The disciplinary focus of this third colloquium will be anthropology.
The participants will together explore why and how anthropologists have dealt with and contributed to shifting ideas of human suffering, emergencies, survival and rescue; the so-called “humanitarian space” and “beneficiary” agency; the social life of humanitarian aid; the role and relevance of humanitarian governance, risk and resilience; and the amalgam of humanitarian principles, moral imperatives, transparency and accountability initiatives, soft regulations and logistical and technological apparatuses governing the distribution or non-distribution of humanitarian aid.
While there has been a longstanding and substantial anthropological engagement with the evolution of the development field (bistandssektoren) and the role and practices of Norwegian governmental and civil society actors, limited academic attention has been given to the specific trajectories, organizational shifts and narratives of actors in the Norwegian humanitarian field (nødhjelpssektoren). Policy discourses and popular culture depict Norway as a “humanitarian superpower”, but have received little attention from anthropologists (in contrast to the adjacent fields of peacebuilding and forced migration).

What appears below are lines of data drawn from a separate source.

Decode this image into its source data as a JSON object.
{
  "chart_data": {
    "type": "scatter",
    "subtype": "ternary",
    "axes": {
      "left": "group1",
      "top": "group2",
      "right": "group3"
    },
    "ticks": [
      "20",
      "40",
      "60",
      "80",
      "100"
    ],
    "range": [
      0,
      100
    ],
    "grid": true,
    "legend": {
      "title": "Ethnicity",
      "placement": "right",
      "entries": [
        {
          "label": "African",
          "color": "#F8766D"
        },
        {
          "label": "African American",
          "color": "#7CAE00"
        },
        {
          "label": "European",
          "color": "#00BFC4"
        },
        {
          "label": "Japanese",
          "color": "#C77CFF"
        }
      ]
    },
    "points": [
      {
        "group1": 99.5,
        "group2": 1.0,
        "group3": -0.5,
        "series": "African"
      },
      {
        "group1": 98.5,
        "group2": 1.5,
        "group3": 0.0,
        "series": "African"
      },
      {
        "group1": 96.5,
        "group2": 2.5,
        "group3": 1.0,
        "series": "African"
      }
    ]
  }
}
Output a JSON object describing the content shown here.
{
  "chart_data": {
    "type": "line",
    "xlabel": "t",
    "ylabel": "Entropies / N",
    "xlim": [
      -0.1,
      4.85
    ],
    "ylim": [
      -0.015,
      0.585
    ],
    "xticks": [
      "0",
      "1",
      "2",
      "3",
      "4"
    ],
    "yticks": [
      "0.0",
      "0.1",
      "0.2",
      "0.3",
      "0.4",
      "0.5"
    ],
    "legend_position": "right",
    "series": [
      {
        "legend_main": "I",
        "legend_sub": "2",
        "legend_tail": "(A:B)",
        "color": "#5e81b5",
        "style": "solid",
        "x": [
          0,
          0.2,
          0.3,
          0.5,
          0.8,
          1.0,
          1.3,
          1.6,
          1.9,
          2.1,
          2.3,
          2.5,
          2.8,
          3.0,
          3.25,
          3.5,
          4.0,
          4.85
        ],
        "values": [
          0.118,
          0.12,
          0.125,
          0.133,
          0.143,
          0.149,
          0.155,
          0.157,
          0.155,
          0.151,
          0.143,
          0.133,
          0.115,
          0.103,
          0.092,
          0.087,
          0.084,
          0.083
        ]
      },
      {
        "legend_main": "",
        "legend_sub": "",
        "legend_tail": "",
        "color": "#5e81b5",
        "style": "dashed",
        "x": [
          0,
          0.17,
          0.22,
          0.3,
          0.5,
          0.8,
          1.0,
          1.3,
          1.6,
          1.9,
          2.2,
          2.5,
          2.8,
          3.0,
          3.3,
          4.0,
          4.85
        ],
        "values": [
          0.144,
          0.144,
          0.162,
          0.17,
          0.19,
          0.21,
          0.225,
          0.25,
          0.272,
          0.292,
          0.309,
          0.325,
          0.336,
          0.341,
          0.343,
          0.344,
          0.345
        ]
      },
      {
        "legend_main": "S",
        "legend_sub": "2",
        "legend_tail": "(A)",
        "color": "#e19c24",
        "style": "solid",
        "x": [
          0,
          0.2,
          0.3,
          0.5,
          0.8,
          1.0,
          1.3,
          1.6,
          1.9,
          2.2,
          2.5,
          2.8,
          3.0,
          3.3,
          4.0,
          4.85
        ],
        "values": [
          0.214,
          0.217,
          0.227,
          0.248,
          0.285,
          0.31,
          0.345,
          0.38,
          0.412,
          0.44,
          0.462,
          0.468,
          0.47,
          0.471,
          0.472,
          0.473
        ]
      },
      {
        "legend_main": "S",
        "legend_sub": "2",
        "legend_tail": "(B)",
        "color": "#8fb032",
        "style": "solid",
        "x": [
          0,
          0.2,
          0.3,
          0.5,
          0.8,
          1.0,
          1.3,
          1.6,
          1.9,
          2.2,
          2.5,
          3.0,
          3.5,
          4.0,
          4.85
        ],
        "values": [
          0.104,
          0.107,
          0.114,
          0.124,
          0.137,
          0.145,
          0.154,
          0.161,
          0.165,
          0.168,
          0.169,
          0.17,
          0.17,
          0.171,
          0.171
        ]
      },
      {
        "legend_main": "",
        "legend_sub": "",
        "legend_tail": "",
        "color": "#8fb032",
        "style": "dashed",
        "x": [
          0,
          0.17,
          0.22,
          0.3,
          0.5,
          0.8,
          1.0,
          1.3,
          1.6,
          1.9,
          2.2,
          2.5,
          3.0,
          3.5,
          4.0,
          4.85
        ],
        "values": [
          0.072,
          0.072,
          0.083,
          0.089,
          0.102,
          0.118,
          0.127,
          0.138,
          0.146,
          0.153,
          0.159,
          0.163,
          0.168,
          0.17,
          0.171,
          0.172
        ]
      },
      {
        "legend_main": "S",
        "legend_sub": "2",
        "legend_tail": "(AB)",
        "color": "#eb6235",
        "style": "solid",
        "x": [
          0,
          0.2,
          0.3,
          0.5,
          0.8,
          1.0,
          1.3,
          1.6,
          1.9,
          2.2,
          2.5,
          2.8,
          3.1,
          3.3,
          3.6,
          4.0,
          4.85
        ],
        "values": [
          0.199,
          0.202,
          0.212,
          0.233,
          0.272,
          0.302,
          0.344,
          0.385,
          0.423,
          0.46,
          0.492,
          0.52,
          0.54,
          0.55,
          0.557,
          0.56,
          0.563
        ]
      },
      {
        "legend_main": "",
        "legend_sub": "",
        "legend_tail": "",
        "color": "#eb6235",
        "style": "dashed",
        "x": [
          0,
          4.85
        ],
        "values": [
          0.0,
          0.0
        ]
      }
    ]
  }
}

This is a field where anthropology could be much more visible in offering public commentary and critique. In this colloquium we propose to explore the reasons for this knowledge gap through short presentations on the similarities and differences between academic engagements with the humanitarian and the development field. The colloquium will also undertake a collaborative mapping of the questions, problems and actors addressed in the fragmented ethnographic literature on the Norwegian humanitarian field.
Chair: Kristoffer Lidén (PRIO)
- Kristin Bergtora Sandvik (PRIO/UiO): A “Norwegian” anthropology of humanitarianism?
- Cindy Horst (PRIO): The anthropology of forced displacement and refugee studies in Norway.
- Åshild Kolås (PRIO): The anthropology of development and aid in the Norwegian context.
- John Andrew McNeish (NMBU): Anthropological thinking on the “Norwegian do good project”.
- William Derman (NMBU): Anthropological engagements with human suffering: from evolutionism via human rights to humanitarianism.